Aspirations can be costly. Goals can be attained. Renewable energy advocates promise that cheap resources will lower the cost of electricity to consumers. The reality is that renewable energy developers do not pass along that cost savings, and accommodating their entry to the grid is also driving up costs.
In the Texas grid managed by ERCOT, the Electric Reliability Council of Texas, the fleet of wind and solar farms is the largest in the nation. For 2023, ERCOT also had the highest electricity prices, the most volatile electricity prices and issued more conservation alerts than anywhere else in the nation.
Obstructive spin from activists and incumbent industries obscure the facts about the costs of the energy transition. The consumer is primed to wake up in five years’ time wondering how the promise of the cheap wind and solar morphed into much higher electricity bills. As always, there are several contributing factors.
Electricity from wind and solar farms is intermittent. They are not yet sufficient to fully meet peak demand days for any grid, but they benefit from the pricing set by the last swing producer on any peak demand day, in very much the same way that the price of oil in the Permian Basin is dependent on OPEC+ actions. In Texas, there were numerous occasions in 2023 when the wholesale electricity price jumped to $5,000 per megawatt hour. The renewables developers made fortunes selling power, in addition to the federal production tax credits they received.
Not a straightforward swap
To accomplish the goal of electricity generated from 100% renewable resources, consider a simple example illustrated in the diagram below. Assuming 100% efficiency for everything, what will it take to replace a 1-gigawatt (GW) natural gas power plant?

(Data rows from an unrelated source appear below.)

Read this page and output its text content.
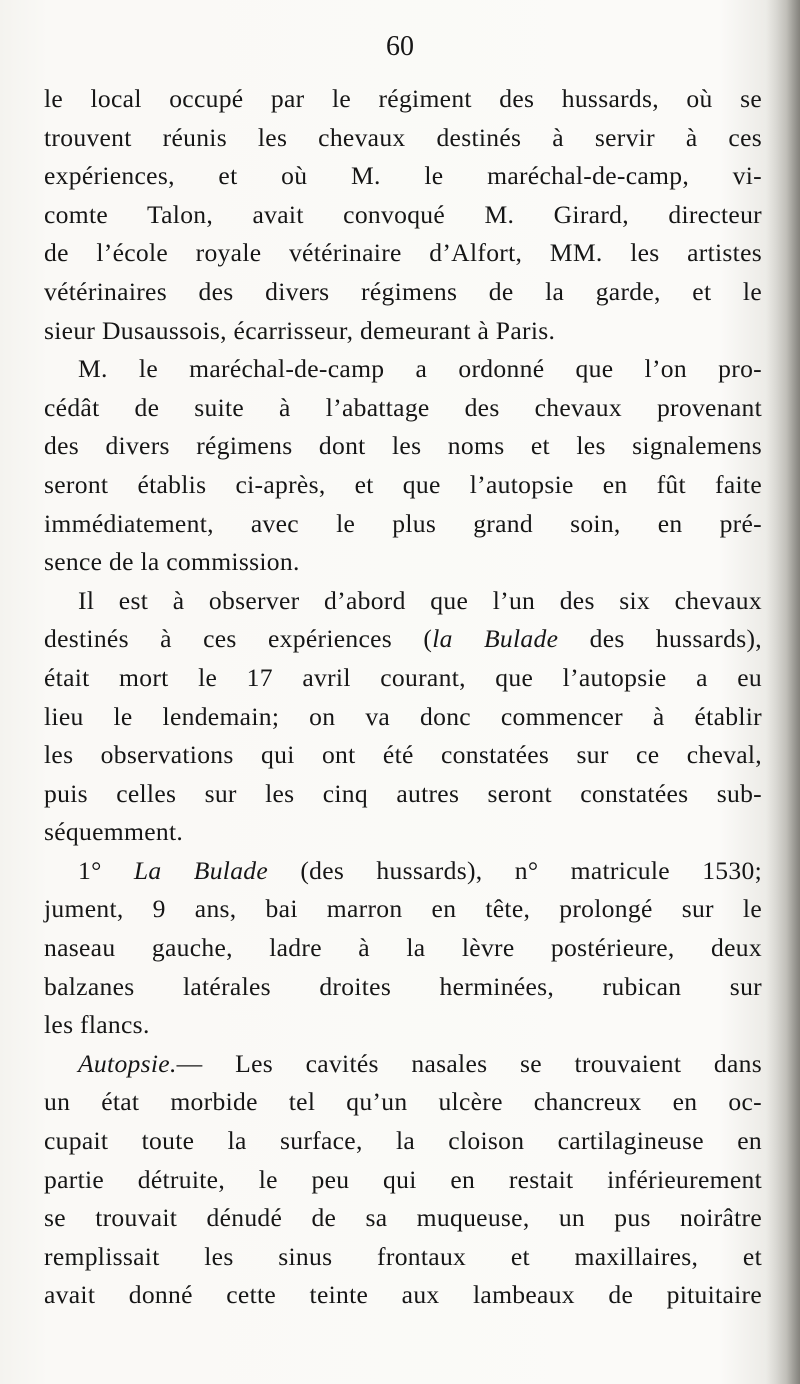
60
le local occupé par le régiment des hussards, où se
trouvent réunis les chevaux destinés à servir à ces
expériences, et où M. le maréchal-de-camp, vi-
comte Talon, avait convoqué M. Girard, directeur
de l’école royale vétérinaire d’Alfort, MM. les artistes
vétérinaires des divers régimens de la garde, et le
sieur Dusaussois, écarrisseur, demeurant à Paris.
M. le maréchal-de-camp a ordonné que l’on pro-
cédât de suite à l’abattage des chevaux provenant
des divers régimens dont les noms et les signalemens
seront établis ci-après, et que l’autopsie en fût faite
immédiatement, avec le plus grand soin, en pré-
sence de la commission.
Il est à observer d’abord que l’un des six chevaux
destinés à ces expériences (la Bulade des hussards),
était mort le 17 avril courant, que l’autopsie a eu
lieu le lendemain; on va donc commencer à établir
les observations qui ont été constatées sur ce cheval,
puis celles sur les cinq autres seront constatées sub-
séquemment.
1° La Bulade (des hussards), n° matricule 1530;
jument, 9 ans, bai marron en tête, prolongé sur le
naseau gauche, ladre à la lèvre postérieure, deux
balzanes latérales droites herminées, rubican sur
les flancs.
Autopsie.— Les cavités nasales se trouvaient dans
un état morbide tel qu’un ulcère chancreux en oc-
cupait toute la surface, la cloison cartilagineuse en
partie détruite, le peu qui en restait inférieurement
se trouvait dénudé de sa muqueuse, un pus noirâtre
remplissait les sinus frontaux et maxillaires, et
avait donné cette teinte aux lambeaux de pituitaire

Currently, solar farms have the cost advantage over wind farms due to relatively lower costs of construction and because the sun shines more frequently than there are favorable winds. On a 12-hour cloudless day—again, assume 100% efficiency—a 1-GW solar farm to power the grid is necessary, in addition to another 1-GW solar farm to charge three state-of-the-art four-hour battery packs to power the grid at night. A winter day with only eight hours of sun will require a third 1-GW solar farm and another battery pack.
Using costs from published Department of Energy data, replacing a $1 billion, 1-GW natural gas power plant will require at least $4.5 billion in solar farm construction costs, plus an additional $6.8 billion in battery packs. To this, one must add the cost of additional interconnects to the grid and additional transmission lines since solar farms, like wind farms, cannot be built in urban areas.
Cost of access and transmission
The nation is trying to keep up with the growth of renewable power resources, but before transmission lines can be built, the power plants must first have interconnects with the grid. And the waiting list to join the nation’s grids, or queues, extends years. At the beginning of 2024, Lawrence Livermore Berkeley Lab noted “active capacity in queues (~2,600 GW) is twice the installed capacity of U.S. power plant fleet (~1,280 GW); greater than peak load and installed capacity in all ISOs.”
That’s a lot of potential future power, but even it won’t be enough, as the diagram illustrates.
Most grids now track congestion costs to indicate the cost of inadequate transmission line capacity. For example, congestion costs are incurred when wind farm production is curtailed, and the grid operator must instead obtain electricity from a nearby natural gas power plant. The cost of electricity from that power plant is netted against the offered price from the wind farm to get the “congestion cost.”
The wind farm operator points to the congestion cost to argue that new transmission capacity will be economically viable. It is a fallacious argument. Once a bottleneck is removed in a network, prices across the nodes will converge. The transmission fee is then added to the wholesale cost of electricity for the network. That is, there is no free lunch.
To build out the expanded transmission network, governments or consumers will have to foot the bill. State and federal policies regard transmission lines as common carriers entitled to allowable rates of return determined by tariffs. Because of this, transmission lines were historically built in an orderly manner, where the utilities had planned power plants delivering electricity to growing consumer regions, making it simple to calculate the sizing and cost of the transmission infrastructure.
Now, with the massive growth in distributed power plants across rural America, it is significantly more difficult to size and set the cost of new transmission lines. The new lines will, at least initially, not be fully utilized because of the intermittent electricity provided from new wind and solar farms. Siting batteries at the farms may help balance transmission, but merchant batteries can also be located near consumers.
Before the transition away from fossil fuel power plants began in earnest, grid studies, including one by former CAISO Co-Chair Mason Willrich, estimated that updating just the legacy infrastructure would be a $2 trillion investment for the nation. Additional costs relating to hardening the national electricity infrastructure against electromagnetic pulses (EMP) from nuclear weapons, cyberattacks and climate change would be included.
To this, we now add the cost of building and connecting widely dispersed wind and solar farms. Artificial intelligence data centers running 24/7, electric vehicles, and the push in some communities to go all electric will require an even greater buildout of infrastructure.
In orders of magnitude, as much as a tenfold increase in capital infrastructure is on the table for Americans, via either their taxes or their electricity bills. As Texas illustrates, the energy transition is not free, either in terms of price or service. State and federal policymakers should be honest about this with their voters and consumers.